CAPÍTULO 12 - ALUCINADAMENTE ALICE
12.
(ATENÇÃO: LEIA OS CAPÍTULOS ANTERIORES PARA ENTENDER A HISTÓRIA!)
Na cidade em que passei a viver, havia muitas moradias destinadas a estudantes provenientes das redondezas que vinham para cursar as faculdades e não tinham condições financeiras para alugar uma residência particular.
Por ficar próxima à universidade e ser uma das mais baratas, acabei indo parar na casa da Sra. Constância que, após ter ficado viúva, passou a alugar os quartos para moças.
Dona de coxas maciças e de um pescoço carnudo adornado por cabelos cuidadosamente pintados, logo que cheguei, antes mesmo que pudesse guardar minhas malas e pertences, ela me bombardeou meticulosamente com todas as regras de convivência a serem acatadas pelas moradoras.
Não sei se foi impressão minha, mas parecia haver prazer em sua voz quando anunciou o que era expressamente proibido: barulho, festas, visitas íntimas, o uso de drogas, cigarros e bebidas alcoólicas.
Havia também um horário a ser obedecido. Nenhuma das hóspedes podia chegar após à meia-noite.

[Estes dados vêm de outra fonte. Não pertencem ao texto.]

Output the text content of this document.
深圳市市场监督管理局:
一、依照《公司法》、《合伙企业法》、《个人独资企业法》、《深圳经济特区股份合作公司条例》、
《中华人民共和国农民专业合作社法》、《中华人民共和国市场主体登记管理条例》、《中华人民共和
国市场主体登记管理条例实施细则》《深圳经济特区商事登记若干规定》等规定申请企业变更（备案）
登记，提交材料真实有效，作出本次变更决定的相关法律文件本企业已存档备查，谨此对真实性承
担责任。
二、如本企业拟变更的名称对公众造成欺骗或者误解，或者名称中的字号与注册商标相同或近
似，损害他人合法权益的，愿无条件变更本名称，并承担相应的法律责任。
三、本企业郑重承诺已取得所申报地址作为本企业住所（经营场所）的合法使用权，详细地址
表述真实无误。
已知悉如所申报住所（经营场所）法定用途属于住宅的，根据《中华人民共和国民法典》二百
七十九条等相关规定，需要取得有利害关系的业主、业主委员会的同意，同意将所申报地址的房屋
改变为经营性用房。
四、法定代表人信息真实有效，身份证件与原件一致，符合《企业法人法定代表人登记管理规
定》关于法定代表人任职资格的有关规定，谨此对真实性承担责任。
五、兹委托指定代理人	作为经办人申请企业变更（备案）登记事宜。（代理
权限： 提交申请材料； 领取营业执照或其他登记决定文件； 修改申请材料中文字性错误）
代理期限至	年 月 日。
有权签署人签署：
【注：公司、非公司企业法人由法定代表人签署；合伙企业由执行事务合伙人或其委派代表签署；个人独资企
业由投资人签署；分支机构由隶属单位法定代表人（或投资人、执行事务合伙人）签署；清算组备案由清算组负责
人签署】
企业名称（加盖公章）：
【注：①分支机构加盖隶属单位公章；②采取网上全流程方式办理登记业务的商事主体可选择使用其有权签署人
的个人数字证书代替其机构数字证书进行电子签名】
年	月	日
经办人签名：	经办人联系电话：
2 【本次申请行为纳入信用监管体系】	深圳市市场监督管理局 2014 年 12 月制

Só depois da apresentação das normas, D. Constância me levou para conhecer a casa e suas dependências. O ambiente era limpo e organizado, porém desprovido de beleza e conforto. Imagens religiosas espalhavam-se pelos cantos. Eu, que sempre tinha me sentido vigiada e oprimida no colégio católico, percebi que corria, mais uma vez, o risco de ser esmagada pelo peso da religiosidade. Meus músculos logo se retesaram num ato reflexo.
Meu novo lar tinha três quartos espalhados num corredor comprido e estreito.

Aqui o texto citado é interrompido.